Now that the father is serious role model business, I hope he reins in the occasional cuss word. The boy is listening agog, ears flapping. There should be a law that forbids dads from using unprintable language in the presence of legal minors, even if that unprintable language slips out while driving through the mean streets of Mumbai, where, the god knows that even Mamma would be hard pressed to keep her limited and hard earned repertoire of cuss words under wraps.

Also, now that the father is the current object of No Can Do Wrong, I'm getting him to spoon down the veggies into his gullet in full sight of the boy hoping to get superhero emulation of diet underway. I'm also ensuring that I get the Pappa to help around the house more than I did earlier, and I'm hoping my future daughter-in-law will thank me on bended knee for this, even though I have to learn the art of speaking like I'm biting back bullets in order to get the simplest task done without needing to burst a blood vessel in the process of getting it done.

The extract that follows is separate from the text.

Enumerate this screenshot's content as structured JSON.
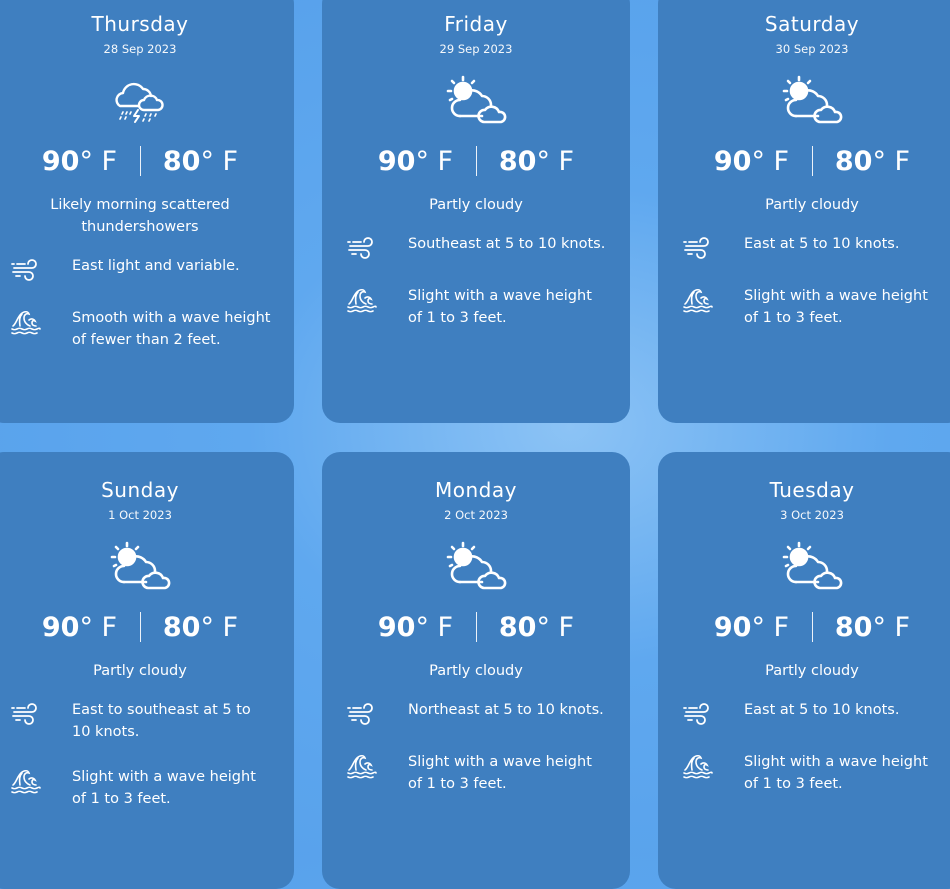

I hope when he grows up to be a dad himself, he will remember, with undying gratitude, the 25,876 times his father patiently explained to him how to get the stroke right, without actually, physically getting into the pool but doing a convincing stand-up act at the poolside, with walkers and joggers queuing up to watch and latecomers asking if there were tickets available for the show.

I hope he grows up learning how to be a good, dependable man. I hope he grows up to be his father's son. I hope he learns that it is okay to be strong, but it is better to give strength. And I hope he learns that the greatest superheroes are those hidden in plain sight, in our homes, in our everyday.